Schema validation Confirm every record contains the expected fields. An unexpected missing field at this stage is much easier to fix by re-running a small subset than it will be during Week 3 analysis:

expected_keys = {
    "prompt_id", "prompt", "demographic_group", "system_prompt",
    "completion", "toxicity_scores", "above_threshold",
    "model", "temperature", "max_tokens", "timestamp"
}

for i, r in enumerate(records):
    missing = expected_keys - set(r.keys())
    if missing:
        print(f"Record {i} missing fields: {missing}")

Sanity check on scores

import statistics

scored = [r for r in records if r["toxicity_scores"]]
tox = [r["toxicity_scores"]["toxicity"] for r in scored]

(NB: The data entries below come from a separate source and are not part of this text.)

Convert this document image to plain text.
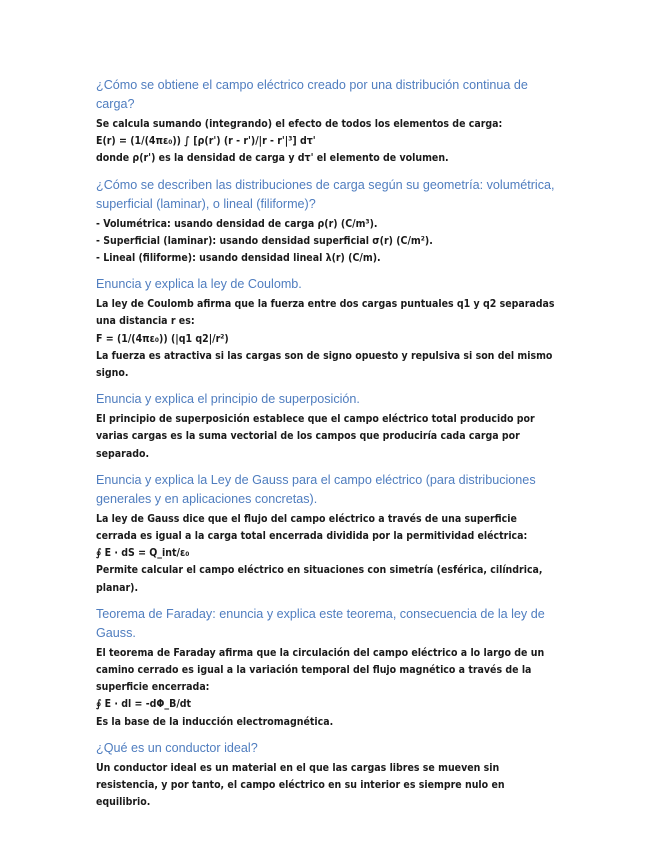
¿Cómo se obtiene el campo eléctrico creado por una distribución continua de carga?
Se calcula sumando (integrando) el efecto de todos los elementos de carga:
E(r) = (1/(4πε₀)) ∫ [ρ(r') (r - r')/|r - r'|³] dτ'
donde ρ(r') es la densidad de carga y dτ' el elemento de volumen.
¿Cómo se describen las distribuciones de carga según su geometría: volumétrica, superficial (laminar), o lineal (filiforme)?
- Volumétrica: usando densidad de carga ρ(r) (C/m³).
- Superficial (laminar): usando densidad superficial σ(r) (C/m²).
- Lineal (filiforme): usando densidad lineal λ(r) (C/m).
Enuncia y explica la ley de Coulomb.
La ley de Coulomb afirma que la fuerza entre dos cargas puntuales q1 y q2 separadas una distancia r es:
F = (1/(4πε₀)) (|q1 q2|/r²)
La fuerza es atractiva si las cargas son de signo opuesto y repulsiva si son del mismo signo.
Enuncia y explica el principio de superposición.
El principio de superposición establece que el campo eléctrico total producido por varias cargas es la suma vectorial de los campos que produciría cada carga por separado.
Enuncia y explica la Ley de Gauss para el campo eléctrico (para distribuciones generales y en aplicaciones concretas).
La ley de Gauss dice que el flujo del campo eléctrico a través de una superficie cerrada es igual a la carga total encerrada dividida por la permitividad eléctrica:
∮ E · dS = Q_int/ε₀
Permite calcular el campo eléctrico en situaciones con simetría (esférica, cilíndrica, planar).
Teorema de Faraday: enuncia y explica este teorema, consecuencia de la ley de Gauss.
El teorema de Faraday afirma que la circulación del campo eléctrico a lo largo de un camino cerrado es igual a la variación temporal del flujo magnético a través de la superficie encerrada:
∮ E · dl = -dΦ_B/dt
Es la base de la inducción electromagnética.
¿Qué es un conductor ideal?
Un conductor ideal es un material en el que las cargas libres se mueven sin resistencia, y por tanto, el campo eléctrico en su interior es siempre nulo en equilibrio.
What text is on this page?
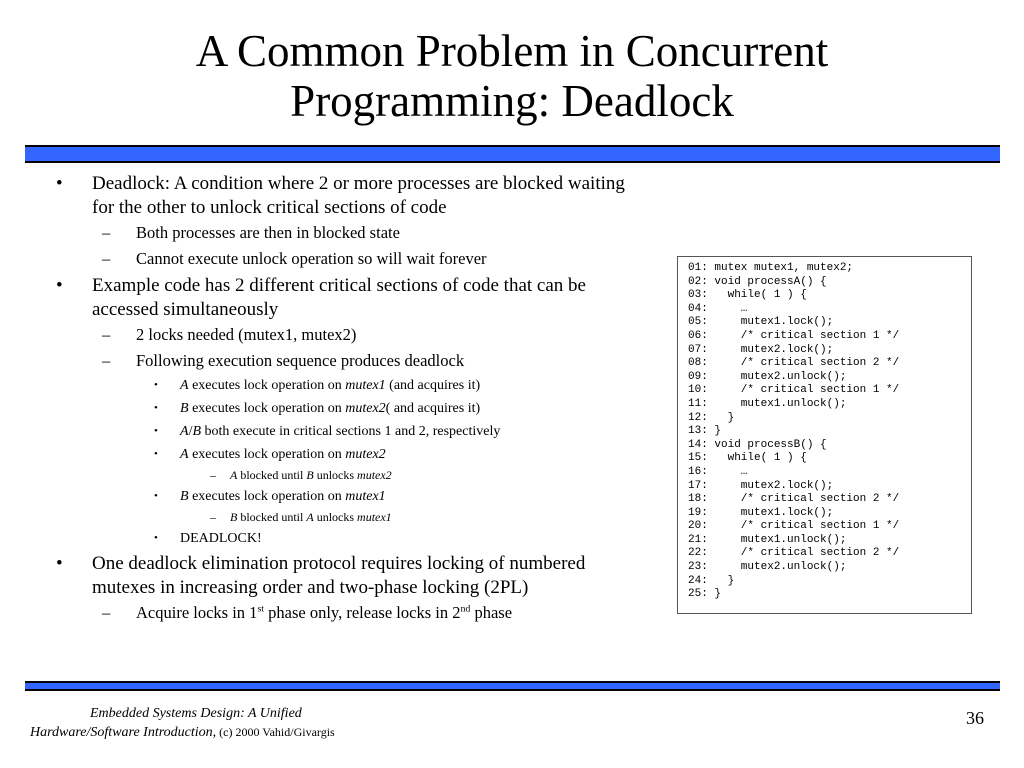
A Common Problem in Concurrent
Programming: Deadlock
• Deadlock: A condition where 2 or more processes are blocked waiting for the other to unlock critical sections of code
– Both processes are then in blocked state
– Cannot execute unlock operation so will wait forever
• Example code has 2 different critical sections of code that can be accessed simultaneously
– 2 locks needed (mutex1, mutex2)
– Following execution sequence produces deadlock
• A executes lock operation on mutex1 (and acquires it)
• B executes lock operation on mutex2( and acquires it)
• A/B both execute in critical sections 1 and 2, respectively
• A executes lock operation on mutex2
– A blocked until B unlocks mutex2
• B executes lock operation on mutex1
– B blocked until A unlocks mutex1
• DEADLOCK!
• One deadlock elimination protocol requires locking of numbered mutexes in increasing order and two-phase locking (2PL)
– Acquire locks in 1st phase only, release locks in 2nd phase
01: mutex mutex1, mutex2;
02: void processA() {
03:   while( 1 ) {
04:     …
05:     mutex1.lock();
06:     /* critical section 1 */
07:     mutex2.lock();
08:     /* critical section 2 */
09:     mutex2.unlock();
10:     /* critical section 1 */
11:     mutex1.unlock();
12:   }
13: }
14: void processB() {
15:   while( 1 ) {
16:     …
17:     mutex2.lock();
18:     /* critical section 2 */
19:     mutex1.lock();
20:     /* critical section 1 */
21:     mutex1.unlock();
22:     /* critical section 2 */
23:     mutex2.unlock();
24:   }
25: }
Embedded Systems Design: A Unified
Hardware/Software Introduction, (c) 2000 Vahid/Givargis
36
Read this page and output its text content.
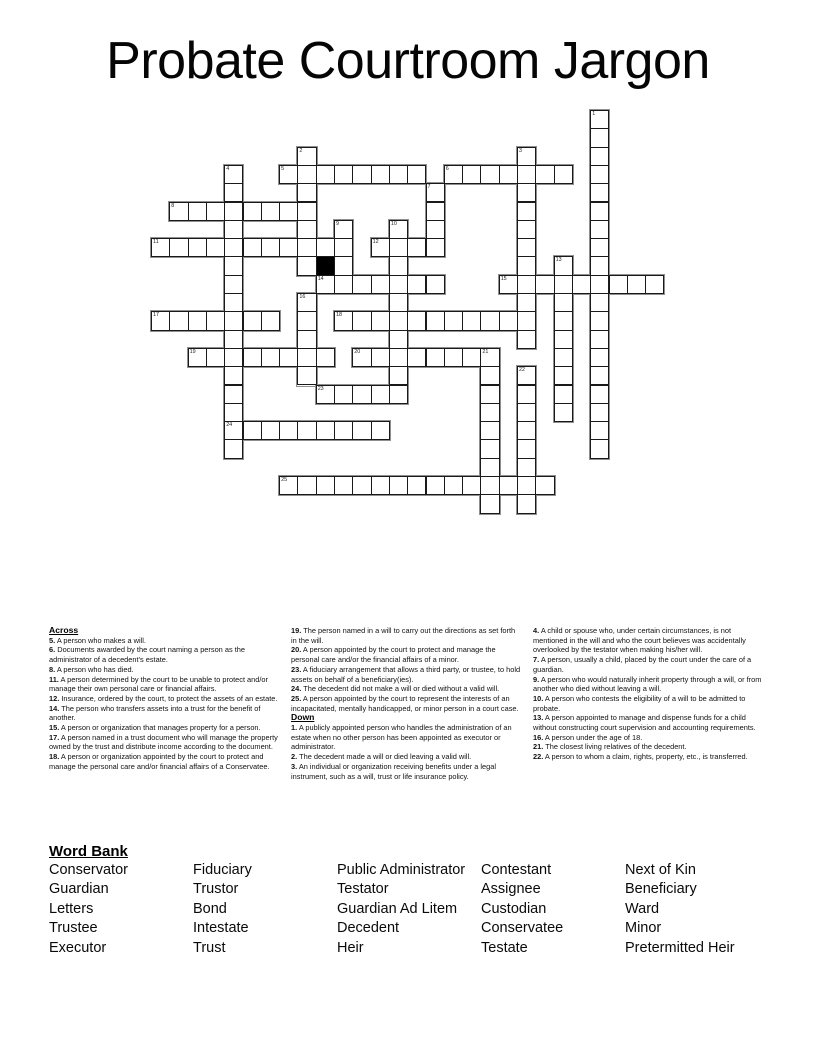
Probate Courtroom Jargon
5	6
8
11	12
14	15
17	18
19	20	21
23
24
25
1
2	3
4
7
9	10
13
16
22

Across

5. A person who makes a will.

6. Documents awarded by the court naming a person as the administrator of a decedent's estate.

8. A person who has died.

11. A person determined by the court to be unable to protect and/or manage their own personal care or financial affairs.

12. Insurance, ordered by the court, to protect the assets of an estate.

14. The person who transfers assets into a trust for the benefit of another.

15. A person or organization that manages property for a person.

17. A person named in a trust document who will manage the property owned by the trust and distribute income according to the document.

18. A person or organization appointed by the court to protect and manage the personal care and/or financial affairs of a Conservatee.

19. The person named in a will to carry out the directions as set forth in the will.

20. A person appointed by the court to protect and manage the personal care and/or the financial affairs of a minor.

23. A fiduciary arrangement that allows a third party, or trustee, to hold assets on behalf of a beneficiary(ies).

24. The decedent did not make a will or died without a valid will.

25. A person appointed by the court to represent the interests of an incapacitated, mentally handicapped, or minor person in a court case.

Down

1. A publicly appointed person who handles the administration of an estate when no other person has been appointed as executor or administrator.

2. The decedent made a will or died leaving a valid will.

3. An individual or organization receiving benefits under a legal instrument, such as a will, trust or life insurance policy.

4. A child or spouse who, under certain circumstances, is not mentioned in the will and who the court believes was accidentally overlooked by the testator when making his/her will.

7. A person, usually a child, placed by the court under the care of a guardian.

9. A person who would naturally inherit property through a will, or from another who died without leaving a will.

10. A person who contests the eligibility of a will to be admitted to probate.

13. A person appointed to manage and dispense funds for a child without constructing court supervision and accounting requirements.

16. A person under the age of 18.

21. The closest living relatives of the decedent.

22. A person to whom a claim, rights, property, etc., is transferred.

Word Bank

Conservator
Guardian
Letters
Trustee
Executor
Fiduciary
Trustor
Bond
Intestate
Trust
Public Administrator
Testator
Guardian Ad Litem
Decedent
Heir
Contestant
Assignee
Custodian
Conservatee
Testate
Next of Kin
Beneficiary
Ward
Minor
Pretermitted Heir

print(f"Mean toxicity: {statistics.mean(tox):.3f}")
print(f"Max toxicity:  {max(tox):.3f}")
print(f"Min toxicity:  {min(tox):.3f}")

from collections import Counter
groups = Counter(r["demographic_group"] for r in records)
print(f"\nRecords per group: {dict(groups)}")

Compare the mean and distribution against your Day 5 smoke test results. They should be in a similar range. A dramatic difference — particularly a much lower mean than expected — could indicate the system prompt is not genuinely empty or that a parameter changed between runs.

Back up the results file Once verified, copy the results file to a second location. This is your primary dataset and regenerating it costs several hours of compute time.

Deliverables Checklist Link to heading

results/baseline_llama31_8b_[date].jsonl — complete, verified, backed up
Record count confirmed against expected prompt total
Null completion and null score rates documented
Sanity check statistics recorded in notes/day6_observations.md
Draft safety prompt candidates started in notes/safety_prompt_candidates.md
Any errors or anomalies from the run documented with notes on whether they require action

Connection to the rest of the plan Link to heading

This file is your ground truth for the entire project. Every comparison you make in Weeks 2 and 3 — statistical tests, effect sizes, per-group breakdowns, qualitative analysis — is measured against it. Treating the verification step as optional or cursory is the single most likely way to introduce a problem that is painful to diagnose later. It is worth the 30-40 minutes.